Location
- Baffin Street Stobswell, Dundee, DD4 6EZ Scotland 56°28′05″N 2°57′11″W﻿ / ﻿56.468114°N 2.953121°W

Information
- Type: State primary
- Local authority: Dundee City Council
- Head teacher: Michelle Macleod
- Gender: Mixed
- Enrollment: 365
- Feeder to: Morgan Academy

= Glebelands Primary School =

Glebelands Primary School is a co-educational non-denominational state primary school situated in the Stobswell area of Dundee, Scotland. Administered by Dundee City Council, the institution accommodates roughly 365 primary pupils alongside a dedicated early years centre, delivering education for families residing across the local Stobswell district.

== Overview and campus ==
The school operates from a prominent, three-storey Edwardian building on Baffin Street. Due to its urban, built-up location just north of the city centre, the campus utilises an intricate internal layout spread across traditional floors and mezzanine levels to maximize teaching space.
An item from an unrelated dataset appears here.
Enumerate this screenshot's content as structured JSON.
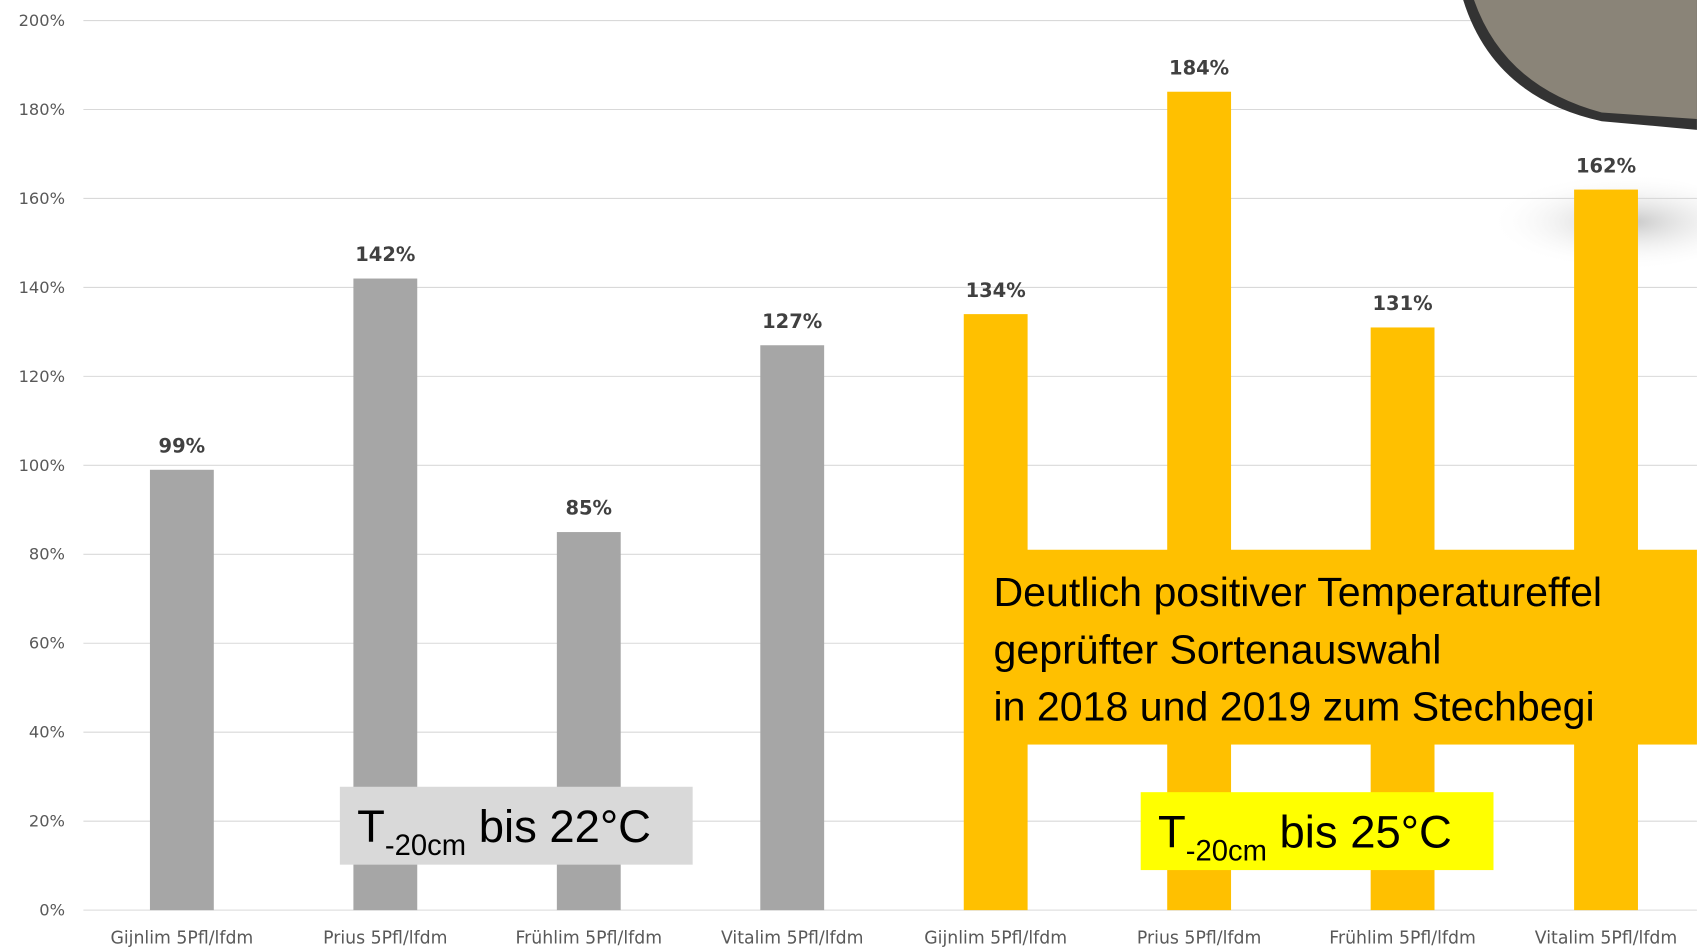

Glebelands is noted for encouraging strong social awareness among its student body. In 2022, the school received local media attention when its pupils spearheaded a community-wide campaign committed to stamping out racism in Dundee, integrating social justice directly into their classroom projects. The school also operates dedicated support networks for its students, including a Young Carers group managed in partnership with local charities.

== Secondary cluster ==
Following the completion of Primary 7, pupils at Glebelands transition to Morgan Academy for their secondary education. Because both schools are located within the same dense urban catchment area in Stobswell, the primary school maintains very close operational ties with the academy. Staff from both campuses coordinate regularly to facilitate joint learning initiatives and structured transition days for students preparing to enter S1.